Und dazu gesellt sich nach der Kaderhygiene unter Vorgänger Domenico Tedesco ein sehr schmaler Kader beim Pokalsieger. Aktuell muss er auf den erkrankten Yussuf Poulsen verzichten. Da bleibt für Neu-Trainer Rose wenig Spielraum für taktische und grundlegende Änderungen. «Trainingstage haben wir tatsächlich als Gruppe gar keine. Wir werden bis November nicht irgendwann mal auf ein Zehn gegen Zehn kommen», sagte der 46-Jährige hinsichtlich grundsätzlicher Aufarbeitungen: «Aber es gibt auch Möglichkeiten, über Video viel zu machen.

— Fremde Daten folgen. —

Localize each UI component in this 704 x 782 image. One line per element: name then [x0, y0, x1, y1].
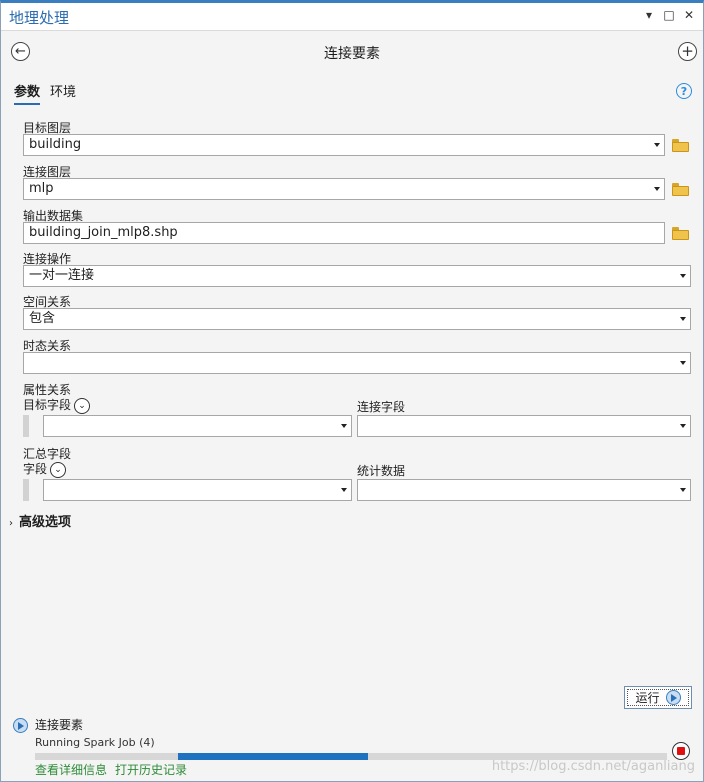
options-dropdown-icon[interactable]: ▾ [643, 8, 655, 22]
pane-title: 地理处理 [9, 9, 70, 27]
statistic-select[interactable] [357, 479, 691, 501]
output-dataset-input[interactable]: building_join_mlp8.shp [23, 222, 665, 244]
spatial-relationship-select[interactable]: 包含 [23, 308, 691, 330]
join-field-label: 连接字段 [357, 400, 406, 414]
job-name: 连接要素 [35, 718, 84, 732]
window-controls: ▾ □ ✕ [643, 8, 695, 22]
chevron-down-icon [680, 361, 686, 365]
chevron-down-icon [680, 488, 686, 492]
join-layer-select[interactable]: mlp [23, 178, 665, 200]
stop-button[interactable] [672, 742, 690, 760]
tab-parameters[interactable]: 参数 [14, 81, 41, 105]
open-history-link[interactable]: 打开历史记录 [115, 761, 187, 778]
view-details-link[interactable]: 查看详细信息 [35, 761, 107, 778]
target-layer-value: building [29, 137, 82, 152]
chevron-down-icon [341, 424, 347, 428]
watermark: https://blog.csdn.net/aganliang [491, 759, 695, 774]
geoprocessing-pane: 地理处理 ▾ □ ✕ ← 连接要素 + 参数 环境 ? 目标图层 buildin… [0, 0, 704, 782]
play-icon [13, 718, 28, 733]
chevron-down-icon [680, 317, 686, 321]
output-dataset-value: building_join_mlp8.shp [29, 225, 178, 240]
chevron-down-icon [341, 488, 347, 492]
statistic-label: 统计数据 [357, 464, 406, 478]
close-icon[interactable]: ✕ [683, 8, 695, 22]
folder-icon[interactable] [672, 183, 689, 196]
run-button-label: 运行 [635, 691, 660, 705]
pane-titlebar: 地理处理 ▾ □ ✕ [1, 3, 703, 31]
temporal-relationship-select[interactable] [23, 352, 691, 374]
join-layer-value: mlp [29, 181, 54, 196]
folder-icon[interactable] [672, 139, 689, 152]
chevron-down-icon [654, 143, 660, 147]
summary-field-select[interactable] [43, 479, 352, 501]
job-status-text: Running Spark Job (4) [35, 736, 155, 749]
join-operation-select[interactable]: 一对一连接 [23, 265, 691, 287]
field-label: 字段 [23, 462, 48, 476]
target-field-select[interactable] [43, 415, 352, 437]
plus-icon[interactable]: + [678, 42, 697, 61]
chevron-down-icon [654, 187, 660, 191]
expand-chevron-icon[interactable]: ⌄ [74, 397, 91, 414]
field-label-row: 字段 ⌄ [23, 460, 67, 478]
spatial-relationship-value: 包含 [29, 311, 56, 326]
row-drag-handle[interactable] [23, 479, 29, 501]
chevron-right-icon: › [9, 518, 13, 529]
join-field-select[interactable] [357, 415, 691, 437]
tab-environments[interactable]: 环境 [50, 81, 76, 105]
job-links: 查看详细信息 打开历史记录 [35, 761, 187, 778]
row-drag-handle[interactable] [23, 415, 29, 437]
tool-name: 连接要素 [324, 46, 380, 62]
expand-chevron-icon[interactable]: ⌄ [50, 461, 67, 478]
progress-fill [178, 753, 369, 760]
stop-icon [677, 747, 685, 755]
target-layer-select[interactable]: building [23, 134, 665, 156]
job-status-icon[interactable] [13, 718, 28, 733]
target-field-label-row: 目标字段 ⌄ [23, 396, 91, 414]
tool-header: ← 连接要素 + [1, 39, 703, 67]
chevron-down-icon [680, 274, 686, 278]
help-icon[interactable]: ? [676, 83, 692, 99]
advanced-options-label: 高级选项 [19, 515, 72, 530]
chevron-down-icon [680, 424, 686, 428]
folder-icon[interactable] [672, 227, 689, 240]
play-icon [665, 690, 681, 705]
advanced-options-toggle[interactable]: › 高级选项 [9, 511, 71, 530]
target-field-label: 目标字段 [23, 398, 72, 412]
tab-bar: 参数 环境 [14, 81, 76, 105]
run-button[interactable]: 运行 [624, 686, 692, 709]
join-operation-value: 一对一连接 [29, 268, 95, 283]
maximize-icon[interactable]: □ [663, 8, 675, 22]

Er will die Gier der Spieler beim sächsischen Fußball-Bundesligisten über Erfolgserlebnisse hochhalten. Und über «cleveres Verhalten. Wir werden in den sechs Wochen mit 13 Spielen den Gegner nicht nur wegpressen können. Wir müssen uns in gewissen Ballphasen auch mal ausruhen.» Er sah zuletzt «oft gute Aktionen an und um die Box», doch sein Team war «häufig nicht konsequent und gierig genug, um das Tor zu machen».